Cinque mesi dopo la rappresaglia: i sette figli dei Cervi furono fucilati dai fascisti.

| Scritto da Redazione
L’Anpi: La pastasciuttata antifascista  è tradizione cremasca e non solo di Gian Carlo Corada

L’Anpi: «La pastasciuttata è tradizione cremacae non solo di Gian Carlo Corada

SPINO D’ADDA Gian Carlo Corada, presidente provinciale dell’Anpi ed ex presidente della Provincia e sindaco di Cremona, difende la pastasciuttata antifascista.

«È una ricorrenza che unisce, non divide. Nel Cremasco viene celebrata in molti Comuni» spiega lo storico e docente in pensione.

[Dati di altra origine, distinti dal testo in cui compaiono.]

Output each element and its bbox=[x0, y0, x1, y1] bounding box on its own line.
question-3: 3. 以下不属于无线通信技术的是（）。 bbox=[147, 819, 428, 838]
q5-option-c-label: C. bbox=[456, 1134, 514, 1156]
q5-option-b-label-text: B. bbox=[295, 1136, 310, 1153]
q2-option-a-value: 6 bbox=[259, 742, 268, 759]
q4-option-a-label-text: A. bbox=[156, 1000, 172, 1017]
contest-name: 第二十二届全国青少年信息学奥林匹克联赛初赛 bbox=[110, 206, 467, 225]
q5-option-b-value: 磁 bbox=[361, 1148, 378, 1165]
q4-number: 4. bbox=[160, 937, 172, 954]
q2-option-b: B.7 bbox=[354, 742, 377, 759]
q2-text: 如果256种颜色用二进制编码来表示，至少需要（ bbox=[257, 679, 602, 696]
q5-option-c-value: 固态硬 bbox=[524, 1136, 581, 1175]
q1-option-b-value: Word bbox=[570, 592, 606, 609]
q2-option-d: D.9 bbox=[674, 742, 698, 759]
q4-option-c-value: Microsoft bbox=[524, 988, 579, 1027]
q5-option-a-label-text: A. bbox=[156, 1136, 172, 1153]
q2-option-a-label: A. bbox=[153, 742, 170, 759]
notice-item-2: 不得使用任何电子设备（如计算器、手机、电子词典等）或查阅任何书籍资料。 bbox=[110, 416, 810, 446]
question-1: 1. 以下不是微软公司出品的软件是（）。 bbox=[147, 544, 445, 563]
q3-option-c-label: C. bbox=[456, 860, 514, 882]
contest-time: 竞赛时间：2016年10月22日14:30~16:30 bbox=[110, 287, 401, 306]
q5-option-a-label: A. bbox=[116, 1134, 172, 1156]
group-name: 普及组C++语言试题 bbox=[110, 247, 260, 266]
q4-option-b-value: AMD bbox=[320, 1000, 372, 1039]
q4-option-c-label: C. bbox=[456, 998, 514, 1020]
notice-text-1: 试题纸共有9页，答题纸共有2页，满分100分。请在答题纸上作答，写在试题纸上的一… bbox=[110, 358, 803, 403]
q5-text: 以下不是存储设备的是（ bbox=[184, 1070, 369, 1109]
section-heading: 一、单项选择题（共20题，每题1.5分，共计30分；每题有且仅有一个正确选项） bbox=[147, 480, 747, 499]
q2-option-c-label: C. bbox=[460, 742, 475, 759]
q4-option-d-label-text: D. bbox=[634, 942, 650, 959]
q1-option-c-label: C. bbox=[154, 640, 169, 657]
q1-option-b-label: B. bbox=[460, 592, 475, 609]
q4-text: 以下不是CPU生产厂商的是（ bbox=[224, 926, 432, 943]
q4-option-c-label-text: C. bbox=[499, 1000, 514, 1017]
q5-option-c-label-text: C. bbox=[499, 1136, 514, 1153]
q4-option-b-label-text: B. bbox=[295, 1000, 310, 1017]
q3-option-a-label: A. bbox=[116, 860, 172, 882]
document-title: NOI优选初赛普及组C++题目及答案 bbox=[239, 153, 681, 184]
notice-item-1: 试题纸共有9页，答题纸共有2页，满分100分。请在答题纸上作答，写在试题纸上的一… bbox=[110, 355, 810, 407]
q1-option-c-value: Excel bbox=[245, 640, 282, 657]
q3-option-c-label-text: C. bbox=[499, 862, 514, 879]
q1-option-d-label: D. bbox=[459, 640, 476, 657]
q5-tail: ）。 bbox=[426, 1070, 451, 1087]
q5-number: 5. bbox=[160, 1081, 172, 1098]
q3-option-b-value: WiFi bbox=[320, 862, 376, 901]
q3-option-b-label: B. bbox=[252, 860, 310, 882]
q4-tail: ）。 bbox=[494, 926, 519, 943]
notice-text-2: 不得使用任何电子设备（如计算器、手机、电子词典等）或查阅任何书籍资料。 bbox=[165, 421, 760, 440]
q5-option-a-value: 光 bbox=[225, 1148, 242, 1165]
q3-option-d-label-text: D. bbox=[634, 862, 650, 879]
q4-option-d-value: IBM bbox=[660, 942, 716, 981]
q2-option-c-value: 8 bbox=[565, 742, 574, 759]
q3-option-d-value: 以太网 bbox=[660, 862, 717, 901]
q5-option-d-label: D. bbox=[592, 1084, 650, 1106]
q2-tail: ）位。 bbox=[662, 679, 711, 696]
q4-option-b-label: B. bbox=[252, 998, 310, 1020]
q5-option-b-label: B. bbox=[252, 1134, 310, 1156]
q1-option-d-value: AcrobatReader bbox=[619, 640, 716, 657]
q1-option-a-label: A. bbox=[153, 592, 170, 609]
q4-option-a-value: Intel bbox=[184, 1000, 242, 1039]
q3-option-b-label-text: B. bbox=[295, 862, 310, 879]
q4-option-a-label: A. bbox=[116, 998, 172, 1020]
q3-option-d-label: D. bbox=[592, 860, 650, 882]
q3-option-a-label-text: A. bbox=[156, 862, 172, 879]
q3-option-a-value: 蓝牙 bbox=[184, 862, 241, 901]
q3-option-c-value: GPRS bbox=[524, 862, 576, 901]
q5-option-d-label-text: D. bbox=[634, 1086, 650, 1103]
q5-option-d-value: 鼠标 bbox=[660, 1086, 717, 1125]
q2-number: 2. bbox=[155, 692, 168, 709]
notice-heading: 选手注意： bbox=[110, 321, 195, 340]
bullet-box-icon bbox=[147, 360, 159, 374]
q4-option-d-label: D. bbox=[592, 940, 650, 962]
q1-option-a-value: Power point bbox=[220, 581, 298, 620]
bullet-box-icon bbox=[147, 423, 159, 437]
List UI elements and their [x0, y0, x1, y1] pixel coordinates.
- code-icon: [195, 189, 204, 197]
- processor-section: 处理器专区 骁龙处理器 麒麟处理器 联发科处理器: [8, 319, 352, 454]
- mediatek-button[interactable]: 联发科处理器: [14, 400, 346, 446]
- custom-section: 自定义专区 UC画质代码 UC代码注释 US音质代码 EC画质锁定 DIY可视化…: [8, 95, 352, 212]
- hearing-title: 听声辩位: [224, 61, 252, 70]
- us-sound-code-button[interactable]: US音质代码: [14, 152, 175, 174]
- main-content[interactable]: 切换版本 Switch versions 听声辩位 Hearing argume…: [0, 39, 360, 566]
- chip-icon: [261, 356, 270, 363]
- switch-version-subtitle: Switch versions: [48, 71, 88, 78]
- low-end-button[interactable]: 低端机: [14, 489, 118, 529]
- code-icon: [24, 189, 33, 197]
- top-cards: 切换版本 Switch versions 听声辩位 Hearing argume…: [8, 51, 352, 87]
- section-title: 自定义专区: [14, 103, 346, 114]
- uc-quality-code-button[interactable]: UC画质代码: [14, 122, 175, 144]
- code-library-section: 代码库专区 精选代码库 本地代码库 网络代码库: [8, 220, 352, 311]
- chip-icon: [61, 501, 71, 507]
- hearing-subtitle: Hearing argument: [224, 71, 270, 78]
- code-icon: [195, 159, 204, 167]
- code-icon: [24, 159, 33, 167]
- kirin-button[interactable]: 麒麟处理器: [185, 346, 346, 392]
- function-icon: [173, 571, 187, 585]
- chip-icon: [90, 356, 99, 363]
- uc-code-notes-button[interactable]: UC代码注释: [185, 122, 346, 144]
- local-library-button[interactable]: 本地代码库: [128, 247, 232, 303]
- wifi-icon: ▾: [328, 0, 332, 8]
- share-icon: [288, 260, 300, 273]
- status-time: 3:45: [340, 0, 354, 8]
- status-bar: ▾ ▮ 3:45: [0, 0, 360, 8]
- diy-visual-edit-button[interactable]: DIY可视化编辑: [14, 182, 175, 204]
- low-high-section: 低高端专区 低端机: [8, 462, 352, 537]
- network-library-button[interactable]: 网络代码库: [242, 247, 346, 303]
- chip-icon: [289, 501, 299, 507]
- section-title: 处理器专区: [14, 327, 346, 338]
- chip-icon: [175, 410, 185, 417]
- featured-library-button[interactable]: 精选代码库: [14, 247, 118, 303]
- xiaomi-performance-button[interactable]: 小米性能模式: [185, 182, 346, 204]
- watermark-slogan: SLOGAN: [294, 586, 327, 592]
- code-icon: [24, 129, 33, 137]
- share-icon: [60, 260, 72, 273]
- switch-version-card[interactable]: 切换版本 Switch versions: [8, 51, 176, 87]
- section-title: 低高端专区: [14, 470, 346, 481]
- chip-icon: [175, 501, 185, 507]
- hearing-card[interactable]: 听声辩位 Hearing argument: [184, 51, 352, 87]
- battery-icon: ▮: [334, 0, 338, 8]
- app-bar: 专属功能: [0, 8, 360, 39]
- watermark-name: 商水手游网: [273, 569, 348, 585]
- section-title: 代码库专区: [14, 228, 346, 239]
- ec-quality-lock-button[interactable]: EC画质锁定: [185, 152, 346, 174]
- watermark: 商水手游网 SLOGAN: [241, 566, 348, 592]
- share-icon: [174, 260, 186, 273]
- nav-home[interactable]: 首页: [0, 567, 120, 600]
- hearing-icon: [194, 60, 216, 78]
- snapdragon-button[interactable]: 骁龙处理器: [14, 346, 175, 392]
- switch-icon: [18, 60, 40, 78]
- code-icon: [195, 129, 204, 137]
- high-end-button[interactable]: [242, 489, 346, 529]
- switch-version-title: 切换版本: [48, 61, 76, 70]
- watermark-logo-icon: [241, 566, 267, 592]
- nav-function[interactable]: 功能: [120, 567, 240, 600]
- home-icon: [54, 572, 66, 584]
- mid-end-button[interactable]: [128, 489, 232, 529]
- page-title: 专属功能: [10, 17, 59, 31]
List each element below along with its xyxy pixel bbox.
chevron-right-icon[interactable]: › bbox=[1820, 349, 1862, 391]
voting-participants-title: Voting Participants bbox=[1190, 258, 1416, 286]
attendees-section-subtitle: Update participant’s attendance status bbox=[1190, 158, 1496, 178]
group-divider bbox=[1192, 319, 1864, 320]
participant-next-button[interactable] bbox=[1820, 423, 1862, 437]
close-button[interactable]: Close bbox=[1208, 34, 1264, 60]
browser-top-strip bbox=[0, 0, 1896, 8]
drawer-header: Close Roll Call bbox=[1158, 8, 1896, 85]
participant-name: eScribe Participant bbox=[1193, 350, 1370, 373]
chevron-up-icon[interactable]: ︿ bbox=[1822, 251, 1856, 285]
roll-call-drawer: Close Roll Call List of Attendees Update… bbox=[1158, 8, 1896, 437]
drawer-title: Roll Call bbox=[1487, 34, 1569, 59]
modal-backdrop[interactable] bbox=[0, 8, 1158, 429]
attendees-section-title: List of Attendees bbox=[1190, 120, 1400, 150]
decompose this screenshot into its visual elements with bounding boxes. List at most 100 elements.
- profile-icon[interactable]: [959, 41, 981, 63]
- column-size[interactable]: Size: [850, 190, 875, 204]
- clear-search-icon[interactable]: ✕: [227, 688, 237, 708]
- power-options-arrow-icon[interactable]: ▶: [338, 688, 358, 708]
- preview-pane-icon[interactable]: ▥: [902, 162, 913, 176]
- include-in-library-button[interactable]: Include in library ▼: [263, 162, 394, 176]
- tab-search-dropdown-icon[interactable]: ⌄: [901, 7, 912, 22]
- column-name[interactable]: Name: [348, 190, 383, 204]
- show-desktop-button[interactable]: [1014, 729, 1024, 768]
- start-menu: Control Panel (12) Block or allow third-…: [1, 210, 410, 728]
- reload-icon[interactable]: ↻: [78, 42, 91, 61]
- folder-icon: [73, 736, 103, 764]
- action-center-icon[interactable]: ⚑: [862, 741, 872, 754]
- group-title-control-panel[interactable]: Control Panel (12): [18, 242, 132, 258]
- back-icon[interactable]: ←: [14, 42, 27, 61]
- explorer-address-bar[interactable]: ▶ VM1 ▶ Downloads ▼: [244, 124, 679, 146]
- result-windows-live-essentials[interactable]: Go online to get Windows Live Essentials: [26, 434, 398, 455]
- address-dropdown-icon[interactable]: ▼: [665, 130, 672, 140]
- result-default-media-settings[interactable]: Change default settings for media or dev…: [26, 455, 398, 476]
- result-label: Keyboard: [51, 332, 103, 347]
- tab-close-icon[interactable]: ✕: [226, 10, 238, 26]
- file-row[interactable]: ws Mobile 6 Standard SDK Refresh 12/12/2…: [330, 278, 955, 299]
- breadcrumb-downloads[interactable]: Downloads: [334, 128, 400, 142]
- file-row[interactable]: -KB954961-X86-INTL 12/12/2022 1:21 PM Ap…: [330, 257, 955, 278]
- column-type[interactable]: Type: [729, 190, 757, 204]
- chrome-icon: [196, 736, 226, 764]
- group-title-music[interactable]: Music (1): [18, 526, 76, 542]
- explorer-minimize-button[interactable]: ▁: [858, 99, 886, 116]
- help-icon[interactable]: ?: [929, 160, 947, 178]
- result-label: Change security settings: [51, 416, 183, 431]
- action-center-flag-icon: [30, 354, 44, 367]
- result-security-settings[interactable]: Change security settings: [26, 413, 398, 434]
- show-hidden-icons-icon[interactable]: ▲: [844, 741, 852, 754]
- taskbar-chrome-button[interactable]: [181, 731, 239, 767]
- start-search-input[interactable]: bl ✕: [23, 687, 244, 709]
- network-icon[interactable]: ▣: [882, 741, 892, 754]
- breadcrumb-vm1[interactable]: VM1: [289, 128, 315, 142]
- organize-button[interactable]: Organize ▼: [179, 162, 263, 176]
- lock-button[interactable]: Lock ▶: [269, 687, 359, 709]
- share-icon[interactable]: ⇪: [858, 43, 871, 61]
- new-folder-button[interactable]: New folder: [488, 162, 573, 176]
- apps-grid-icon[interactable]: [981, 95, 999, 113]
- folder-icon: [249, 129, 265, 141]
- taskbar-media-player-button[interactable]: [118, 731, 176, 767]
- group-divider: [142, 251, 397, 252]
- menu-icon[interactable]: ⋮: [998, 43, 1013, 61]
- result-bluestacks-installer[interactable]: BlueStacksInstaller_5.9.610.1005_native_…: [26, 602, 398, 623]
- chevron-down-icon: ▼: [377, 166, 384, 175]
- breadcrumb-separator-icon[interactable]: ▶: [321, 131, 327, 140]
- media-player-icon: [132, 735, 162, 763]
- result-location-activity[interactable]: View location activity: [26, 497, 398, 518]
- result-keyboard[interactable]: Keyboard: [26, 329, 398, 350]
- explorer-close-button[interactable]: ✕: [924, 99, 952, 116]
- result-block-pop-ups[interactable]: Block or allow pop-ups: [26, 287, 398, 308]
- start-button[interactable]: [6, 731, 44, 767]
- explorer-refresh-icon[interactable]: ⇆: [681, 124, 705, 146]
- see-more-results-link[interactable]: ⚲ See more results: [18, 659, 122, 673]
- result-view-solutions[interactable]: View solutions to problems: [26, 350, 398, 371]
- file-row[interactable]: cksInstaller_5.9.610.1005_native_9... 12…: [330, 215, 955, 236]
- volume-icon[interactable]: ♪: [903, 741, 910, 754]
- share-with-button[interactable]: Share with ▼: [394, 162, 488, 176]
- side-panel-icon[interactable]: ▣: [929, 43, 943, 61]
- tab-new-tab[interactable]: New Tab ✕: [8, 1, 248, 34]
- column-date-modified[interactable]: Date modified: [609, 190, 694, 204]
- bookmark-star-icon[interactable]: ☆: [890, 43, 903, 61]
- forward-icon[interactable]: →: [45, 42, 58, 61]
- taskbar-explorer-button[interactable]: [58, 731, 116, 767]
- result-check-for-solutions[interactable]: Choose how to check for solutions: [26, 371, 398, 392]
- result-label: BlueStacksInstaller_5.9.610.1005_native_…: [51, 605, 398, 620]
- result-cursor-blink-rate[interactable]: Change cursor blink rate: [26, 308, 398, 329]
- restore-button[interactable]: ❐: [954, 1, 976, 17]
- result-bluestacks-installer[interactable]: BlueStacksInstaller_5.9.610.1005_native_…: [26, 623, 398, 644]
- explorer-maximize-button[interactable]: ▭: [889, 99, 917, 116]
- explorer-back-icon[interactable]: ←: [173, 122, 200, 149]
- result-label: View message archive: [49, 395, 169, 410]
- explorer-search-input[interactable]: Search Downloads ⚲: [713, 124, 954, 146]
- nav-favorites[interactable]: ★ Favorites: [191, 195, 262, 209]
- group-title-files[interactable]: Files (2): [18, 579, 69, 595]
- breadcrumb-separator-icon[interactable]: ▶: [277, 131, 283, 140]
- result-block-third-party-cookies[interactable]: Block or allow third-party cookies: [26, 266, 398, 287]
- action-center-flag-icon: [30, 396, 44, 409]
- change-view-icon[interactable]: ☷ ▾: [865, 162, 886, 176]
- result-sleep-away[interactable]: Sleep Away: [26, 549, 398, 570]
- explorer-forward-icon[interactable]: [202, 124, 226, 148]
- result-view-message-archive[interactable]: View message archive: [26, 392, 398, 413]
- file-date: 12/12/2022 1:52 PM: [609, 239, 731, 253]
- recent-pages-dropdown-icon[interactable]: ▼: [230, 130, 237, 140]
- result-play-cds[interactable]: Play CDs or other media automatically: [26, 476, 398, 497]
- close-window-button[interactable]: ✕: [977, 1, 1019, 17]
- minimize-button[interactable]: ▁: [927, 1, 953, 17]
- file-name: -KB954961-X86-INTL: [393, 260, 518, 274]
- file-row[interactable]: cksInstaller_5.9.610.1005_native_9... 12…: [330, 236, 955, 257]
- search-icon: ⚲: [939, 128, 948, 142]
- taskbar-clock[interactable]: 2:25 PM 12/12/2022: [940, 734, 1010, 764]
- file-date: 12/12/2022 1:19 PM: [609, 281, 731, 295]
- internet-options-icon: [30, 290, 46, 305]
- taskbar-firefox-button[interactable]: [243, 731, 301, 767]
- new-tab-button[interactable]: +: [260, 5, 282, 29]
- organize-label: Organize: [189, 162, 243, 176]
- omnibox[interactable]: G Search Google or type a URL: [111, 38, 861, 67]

Corada si dice pronto anche a un confronto pubblico con il consigliere comunale spinese Nunzio Ruzzo. «Ognuno può avere la propria opinione sulla Resistenza, ma l’intento dei fratelli Cervi era chiaro e unitario» aggiunge. «Invitarono tutti, senza distinzioni politiche, per festeggiare quella che credevano fosse la fine della guerra e della dittatura».Era il 25 luglio 1943 a Campegine, in provincia di Reggio Emilia. Alla notizia della destituzione e dell’arresto di Benito Mussolini, la famiglia Cervi preparò e distribuì gratuitamente circa 380 chili di pasta condita con burro e formaggio. Un gesto di condivisione in un periodo di privazioni.

Cinque mesi dopo la rappresaglia: i sette figli dei Cervi furono fucilati dai fascisti.